L'apnée du sommeil est 2 à 3 fois plus fréquente chez l'homme, mais les femmes sont massivement sous-diagnostiquées car leurs symptômes sont différents. Là où les hommes consultent pour des ronflements bruyants et une somnolence diurne, les femmes se plaignent davantage de fatigue, d'insomnie, de maux de tête matinaux et de symptômes dépressifs. Ces présentations atypiques retardent le diagnostic de plusieurs années en moyenne. On estime qu'en France, jusqu'à 90 % des femmes atteintes de SAHOS ne sont pas diagnostiquées, contre 80 % chez les hommes. Le ratio hommes/femmes, longtemps évalué à 8:1, est en réalité bien plus proche de 2:1 à 3:1, et se réduit encore après la ménopause.

Points clés à retenir

L'apnée du sommeil n'est pas qu'une maladie d'homme

Pendant longtemps, l'apnée du sommeil a été perçue comme une pathologie touchant principalement les hommes d'âge mûr, en surpoids et ronfleurs. Cette image stéréotypée, bien que partiellement fondée (le sexe masculin est effectivement un facteur de risque), a conduit à un sous-diagnostic massif chez les femmes.

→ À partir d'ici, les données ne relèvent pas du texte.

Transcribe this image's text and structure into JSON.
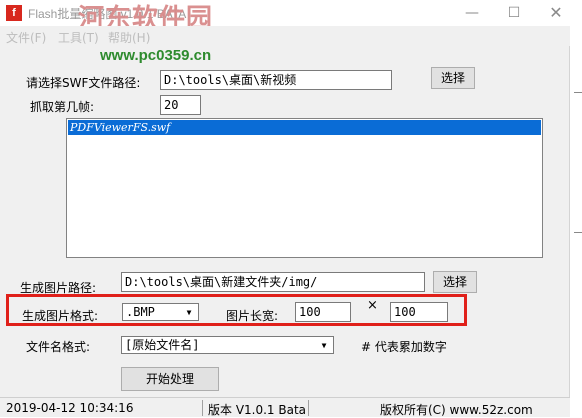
{
  "window": {
    "title": "Flash批量缩略图 v1.0.1 BATA",
    "min_symbol": "—",
    "max_symbol": "☐",
    "close_symbol": "✕"
  },
  "watermark": {
    "title": "河东软件园",
    "url": "www.pc0359.cn"
  },
  "menu": {
    "items": [
      "文件(F)",
      "工具(T)",
      "帮助(H)"
    ]
  },
  "form": {
    "swf_path_label": "请选择SWF文件路径:",
    "swf_path_value": "D:\\tools\\桌面\\新视频",
    "select_button_1": "选择",
    "frame_label": "抓取第几帧:",
    "frame_value": "20",
    "file_list": [
      "PDFViewerFS.swf"
    ],
    "output_path_label": "生成图片路径:",
    "output_path_value": "D:\\tools\\桌面\\新建文件夹/img/",
    "select_button_2": "选择",
    "format_label": "生成图片格式:",
    "format_value": ".BMP",
    "size_label": "图片长宽:",
    "width_value": "100",
    "times_symbol": "×",
    "height_value": "100",
    "filename_label": "文件名格式:",
    "filename_value": "[原始文件名]",
    "filename_hint": "# 代表累加数字",
    "start_button": "开始处理"
  },
  "status": {
    "datetime": "2019-04-12 10:34:16",
    "version": "版本 V1.0.1 Bata",
    "copyright": "版权所有(C) www.52z.com"
  },
  "colors": {
    "highlight_border": "#e0201a",
    "selection": "#0a6cd6"
  }
}
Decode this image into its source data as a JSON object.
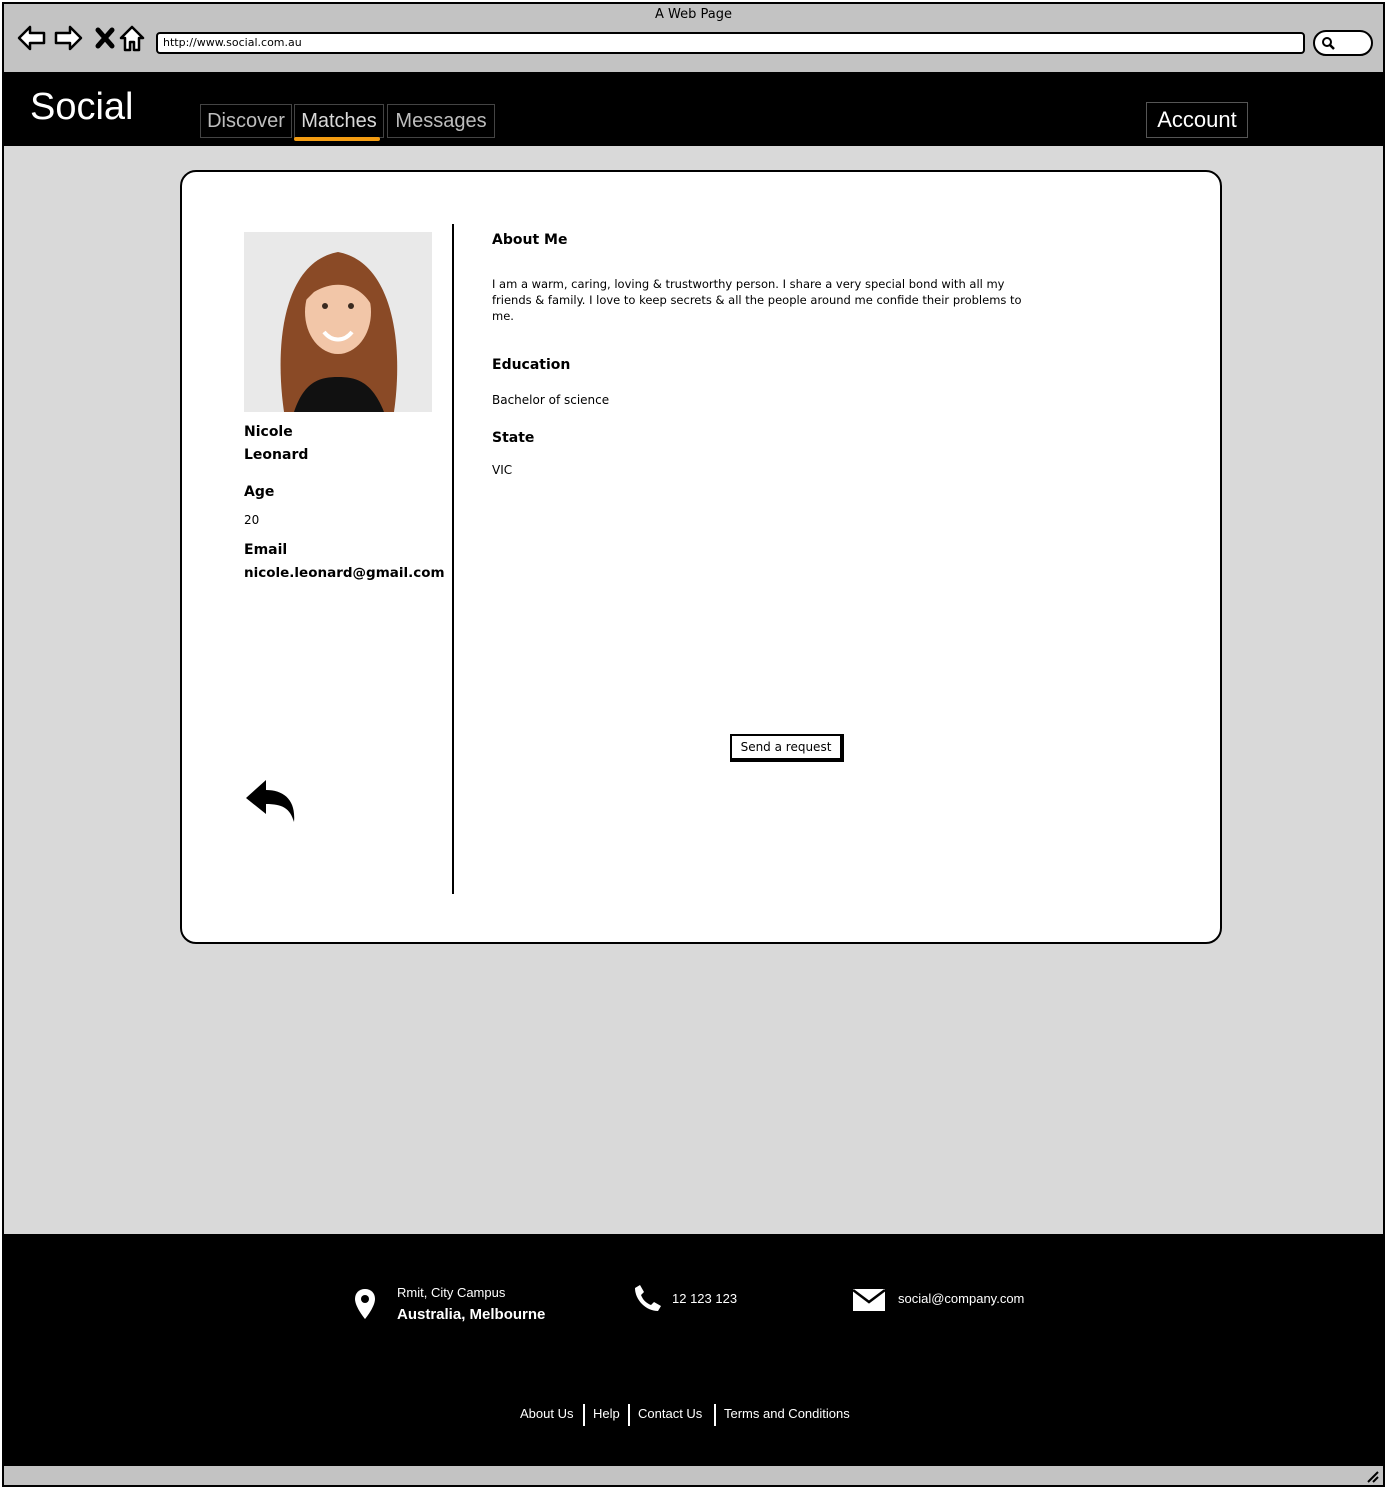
{
  "window": {
    "title": "A Web Page",
    "url": "http://www.social.com.au"
  },
  "header": {
    "logo": "Social",
    "tabs": [
      {
        "label": "Discover"
      },
      {
        "label": "Matches",
        "active": true
      },
      {
        "label": "Messages"
      }
    ],
    "account_label": "Account",
    "accent_color": "#f39c12"
  },
  "profile": {
    "first_name": "Nicole",
    "last_name": "Leonard",
    "age_label": "Age",
    "age": "20",
    "email_label": "Email",
    "email": "nicole.leonard@gmail.com",
    "about_title": "About Me",
    "about_text": "I am a warm, caring, loving & trustworthy person. I share a very special bond with all my friends & family. I love to keep secrets & all the people around me confide their problems to me.",
    "education_title": "Education",
    "education": "Bachelor of science",
    "state_title": "State",
    "state": "VIC",
    "send_request_label": "Send a request"
  },
  "footer": {
    "address_line1": "Rmit, City Campus",
    "address_line2": "Australia, Melbourne",
    "phone": "12 123 123",
    "email": "social@company.com",
    "links": [
      "About Us",
      "Help",
      "Contact Us",
      "Terms and Conditions"
    ]
  }
}
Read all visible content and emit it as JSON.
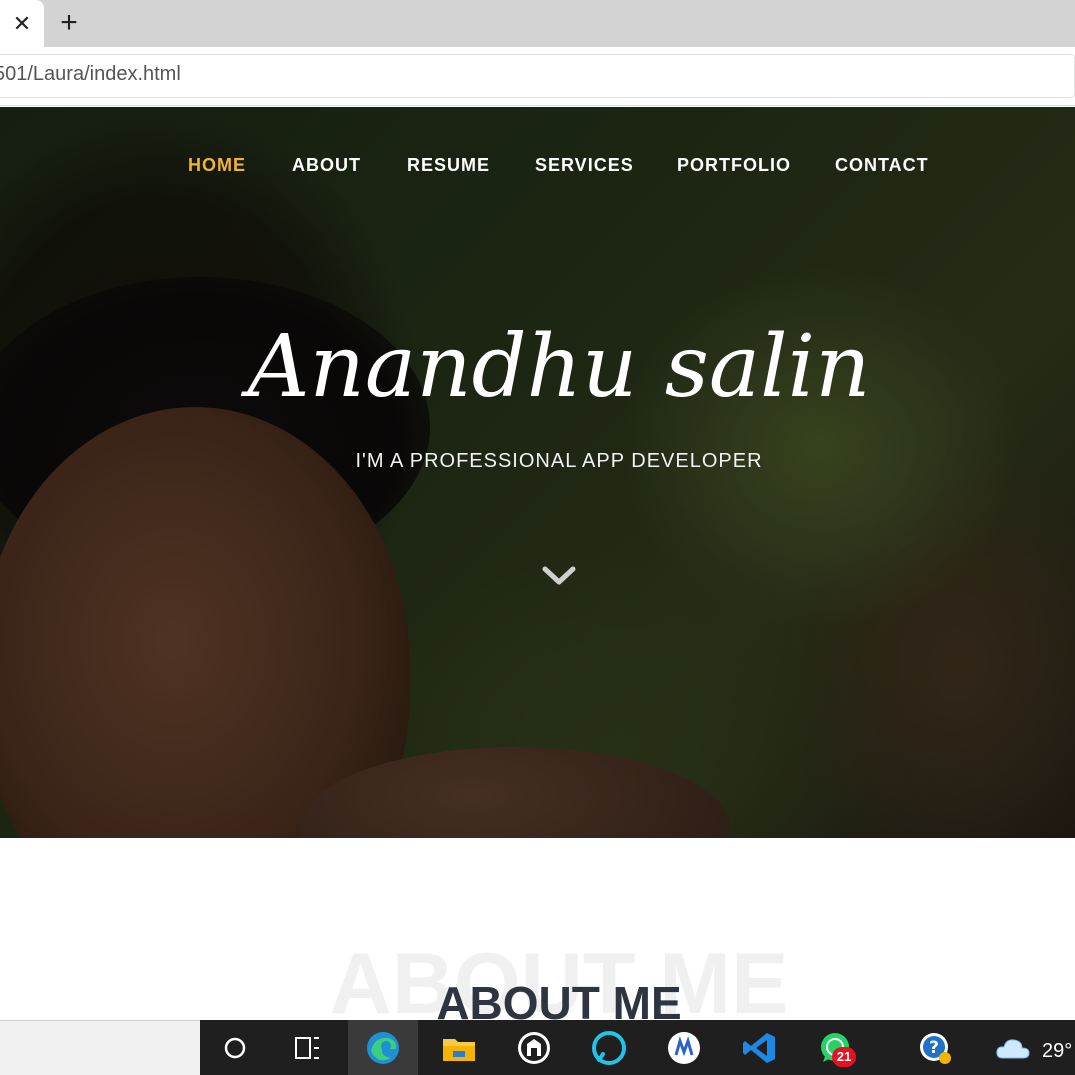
{
  "browser": {
    "tab_close_glyph": "✕",
    "new_tab_glyph": "+",
    "address": "501/Laura/index.html"
  },
  "nav": {
    "items": [
      {
        "label": "HOME",
        "active": true
      },
      {
        "label": "ABOUT",
        "active": false
      },
      {
        "label": "RESUME",
        "active": false
      },
      {
        "label": "SERVICES",
        "active": false
      },
      {
        "label": "PORTFOLIO",
        "active": false
      },
      {
        "label": "CONTACT",
        "active": false
      }
    ],
    "active_color": "#f0b435"
  },
  "hero": {
    "title": "Anandhu salin",
    "subtitle": "I'M A PROFESSIONAL APP DEVELOPER",
    "scroll_icon": "chevron-down-icon"
  },
  "about": {
    "background_text": "ABOUT ME",
    "title": "ABOUT ME"
  },
  "taskbar": {
    "icons": [
      "cortana-icon",
      "task-view-icon",
      "edge-icon",
      "file-explorer-icon",
      "app-icon",
      "alexa-icon",
      "app-icon",
      "vscode-icon",
      "whatsapp-icon",
      "help-icon",
      "weather-icon"
    ],
    "whatsapp_badge": "21",
    "temperature": "29°"
  }
}
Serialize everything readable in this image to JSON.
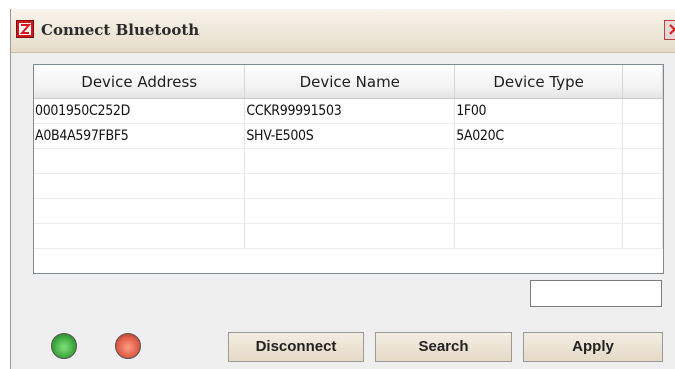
{
  "window": {
    "title": "Connect Bluetooth",
    "close_glyph": "×"
  },
  "table": {
    "columns": [
      "Device Address",
      "Device Name",
      "Device Type",
      ""
    ],
    "rows": [
      [
        "0001950C252D",
        "CCKR99991503",
        "1F00",
        ""
      ],
      [
        "A0B4A597FBF5",
        "SHV-E500S",
        "5A020C",
        ""
      ],
      [
        "",
        "",
        "",
        ""
      ],
      [
        "",
        "",
        "",
        ""
      ],
      [
        "",
        "",
        "",
        ""
      ],
      [
        "",
        "",
        "",
        ""
      ]
    ]
  },
  "input": {
    "value": ""
  },
  "status": {
    "green_led": "green-status-light",
    "red_led": "red-status-light",
    "green_color": "#4cc44c",
    "red_color": "#e2604b"
  },
  "buttons": {
    "disconnect": "Disconnect",
    "search": "Search",
    "apply": "Apply"
  }
}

Les études épidémiologiques récentes ont corrigé cette vision. La prévalence réelle du SAHOS chez la femme est estimée à 5 % avant la ménopause et 15 à 20 % après, contre 15 à 25 % chez l'homme adulte. Le ratio hommes/femmes, qui était historiquement évalué à 8:1 dans les centres du sommeil (reflet d'un biais de recrutement), est en réalité de 2:1 à 3:1 dans la population générale. Après 65 ans, ce ratio tend vers 1:1, les femmes rejoignant progressivement les hommes en termes de prévalence.

L'étude HypnoLaus, une large cohorte suisse, a révélé que 23,4 % des femmes présentaient un SAHOS modéré à sévère (IAH supérieur ou égal à 15 événements par heure), un chiffre bien supérieur aux estimations précédentes. Ces données illustrent l'ampleur du sous-diagnostic féminin et la nécessité de repenser le dépistage.

Des symptômes différents chez la femme

La principale raison du sous-diagnostic féminin réside dans la présentation clinique différente de l'apnée du sommeil chez la femme. Les symptômes "classiques" décrits dans les manuels (ronflements bruyants, somnolence diurne excessive, apnées observées par le partenaire) sont basés sur des cohortes majoritairement masculines et ne reflètent pas toujours la réalité féminine.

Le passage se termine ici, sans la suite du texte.